Ansgar Dietrich ist Prokurist des VIA, er und seine Kollegen stehen bereits „intensiv“ mit dem Bezirksamt in Verbindung, wie er auf Anfrage erklärte. „Wir prüfen gerade, ob die neue Verordnung Auswirkungen auf den Betrieb in der Choriner Straße hat.“ Menschen mit Behinderung, ungefähr 40 Prozent der VIA-Mitarbeiter, würden in den Ferienwohnungen vor allem Reinigungsarbeiten und handwerkliche Tätigkeiten verrichten, sagte Dietrich. Er machte auch klar, dass er keinen Konfrontationskurs mit dem Bezirksamt fahren will. Zwar werde überprüft, ob es Ausnahmetatbestände gebe – der VIA wolle aber grundsätzlich rechtssichere Verhältnisse in der Choriner. Sollte also das Amt die Ferienwohnungen untersagen, wird es wohl, anders als bei vielen anderen Appartementvermietern, voraussichtlich keinen langwierigen Rechtsstreit geben. Das integrative Projekt könnte damit eines der ersten sein, an dem sich das neue Zweckentfremdungsverbot durchexerzieren lässt. 

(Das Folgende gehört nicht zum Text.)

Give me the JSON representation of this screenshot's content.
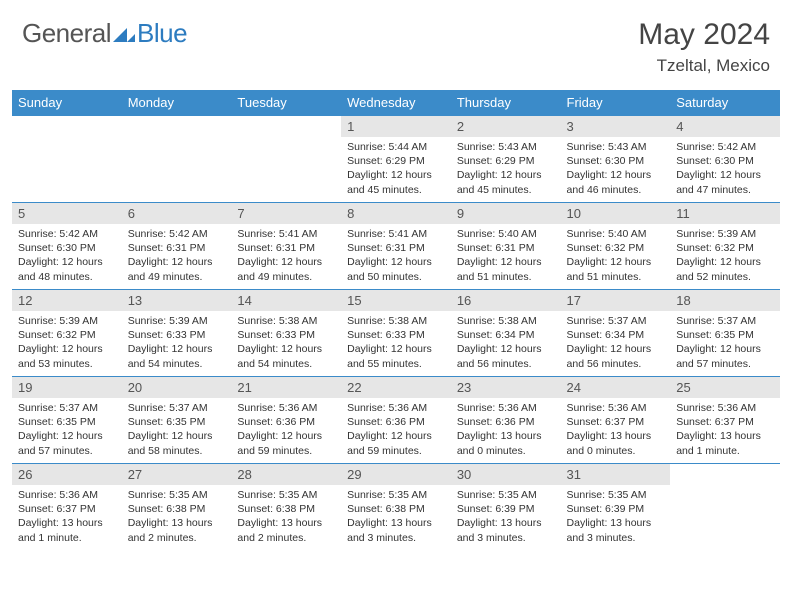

Bereits im vergangenen Mai stellte die Linke Katrin Lompscher im Berliner Abgeordnetenhaus eine Kleine Anfrage. Sie wollte wissen, ob der Senat wisse, dass elf Ferienwohnungen in der Choriner Straße 37 vermietet werden und ob ausgeschlossen werden könne, „dass in diesen Betrieb von Ferienwohnungen öffentliche Fördermittel/Zuwendungen (z. B. Zuschüsse für Beschäftigung von Menschen mit Behinderungen) eingeflossen sind oder weiterhin einfließen?“ Die Senatsverwaltung für Soziales erklärte, dass das Unternehmen Zuschüsse für die Beschäftigung von Menschen mit Behinderung zahle. Die Unterstützung integrativer Unternehmen, die Mietwohnungen als Appartements vermieten, künftig zu unterlassen, dazu sah die Senatsverwaltung keinen Anlass. 

 

Struktur ist für Menschen mit Behinderungen besonders wichtig

 

Der Beauftragte des Bezirks für Menschen mit Behinderungen, Detlef Thormann, will sich jetzt mit den Verantwortlichen in der Verwaltung und beim VIA unterhalten, um sich ein eigenes Bild zu machen. Auch er sieht das Dilemma. Zweifelsohne seien integrative Angebote sinnvoll, „und vor allem in der Gastwirtschaft funktioniert das erfahrungsgemäß sehr gut“. Andererseits müssten die gesetzlichen Vorgaben umgesetzt werden. „Da hat der Betreiber eine Fürsorgepflicht, dass es von vornherein keine Unklarheiten gibt.“ Gerade Menschen mit geistigen Behinderungen bräuchten eine feste Struktur, dafür sei ein fester Arbeitsplatz ideal. Wenn dieser wegfalle, träfe das die Betroffenen besonders hart.